The Student Room Group Limited
- Trade name: The Student Room
- Type: Private
- Industry: Student Community, eLearning, Higher Education Marketing
- Predecessor: Acumen Professional Intelligence Limited and Student Media Services Ltd.
- Founded: 1 March 2002; 24 years ago
- Founder: Charles Delingpole
- Headquarters: Brighton, England, U.K.
- Key people: Chris Newson (Chairman); Paul Cernicharo-Terol (Sales Director); Amii Lanham (Commercial Operations Director);
- Owner: Chris Newson, Charles Delingpole + others
- Number of employees: 70
- Website: thestudentroom.co.uk

= The Student Room =

UK internet forum

The Student Room Group (often referred to as TSR) is a UK-based privately held student community company. It owns four major student-facing websites: TheStudentRoom.co.uk, TheUniGuide.co.uk, GetRevising.co.uk and MarkedByTeachers.com and two commercial facing websites: tsrmatters.com and tsrinsight.com.

==History==
The Student Room forum was created in around 2001 under its original name UK Learning.

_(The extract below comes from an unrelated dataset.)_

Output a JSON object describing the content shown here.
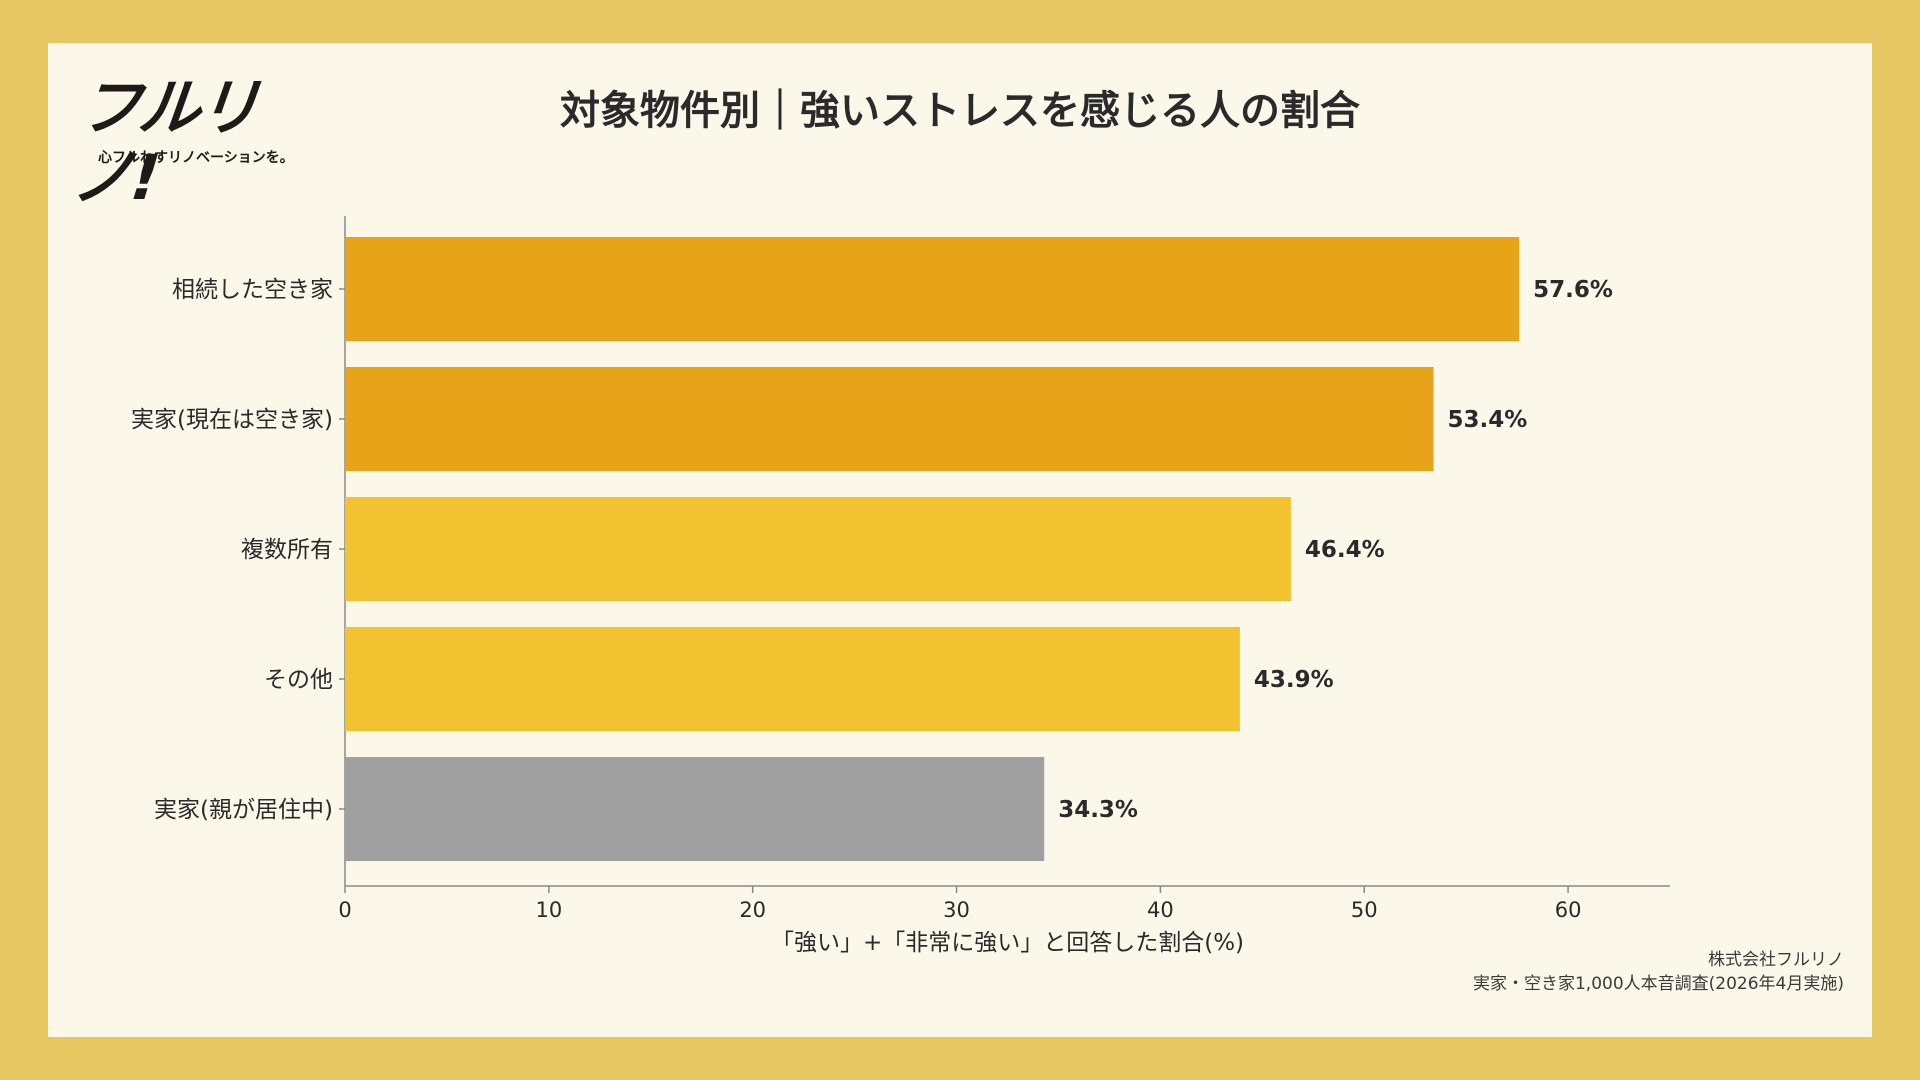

Launched by Charles Delingpole as a site where students at university could talk to each other, the forum has since developed into a site for all young people. The UK Learning name was changed to The Student Room in late 2004. In 2012, users of The Student Room shared information of leaked SQA exam results.

==Websites==
===TheStudentRoom.co.uk===

The Student Room (often abbreviated to TSR), established in 1999, is a United Kingdom based community and social learning website for school and university students.

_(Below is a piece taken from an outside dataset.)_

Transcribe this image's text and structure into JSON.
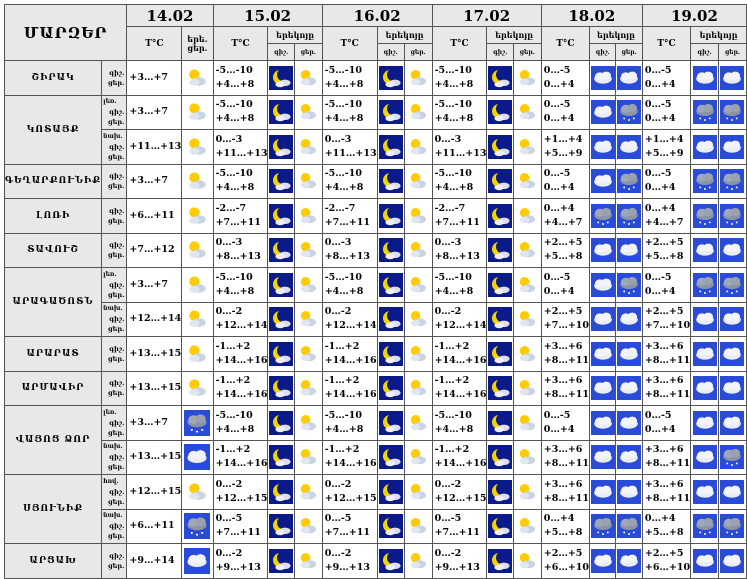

It connects students with other students so that they can make more informed education choices, get help with their studies and get support with student life.

=== TheUniGuide.co.uk ===
The Uni Guide provides advice on the university application process, as well as guides to UK universities and courses. These guides include statistics from a variety of sources including the Higher Education Statistics Agency, the National Student Survey and Longitudinal Education Outcomes. The Uni Guide was formerly Which? University and was acquired by The Student Room Group in February 2020.

===MarkedbyTeachers.com===
www.markedbyteachers.com uses selected examples of real student work to help students learn. It has 150,000+ pieces of work written by UK students, of which many are also critiqued by UK teachers or peer-reviewed by students.

===GetRevising.co.uk===

www.getrevising.co.uk contains a broad range of supplementary social learning tools including flashcards, quizzes, word searches, mindmaps, crosswords, revision notes, quiz searches and revision cards. Students create their own resources which they can then share with peers.

Get Revising is also home to a study planner and revision timetable creator.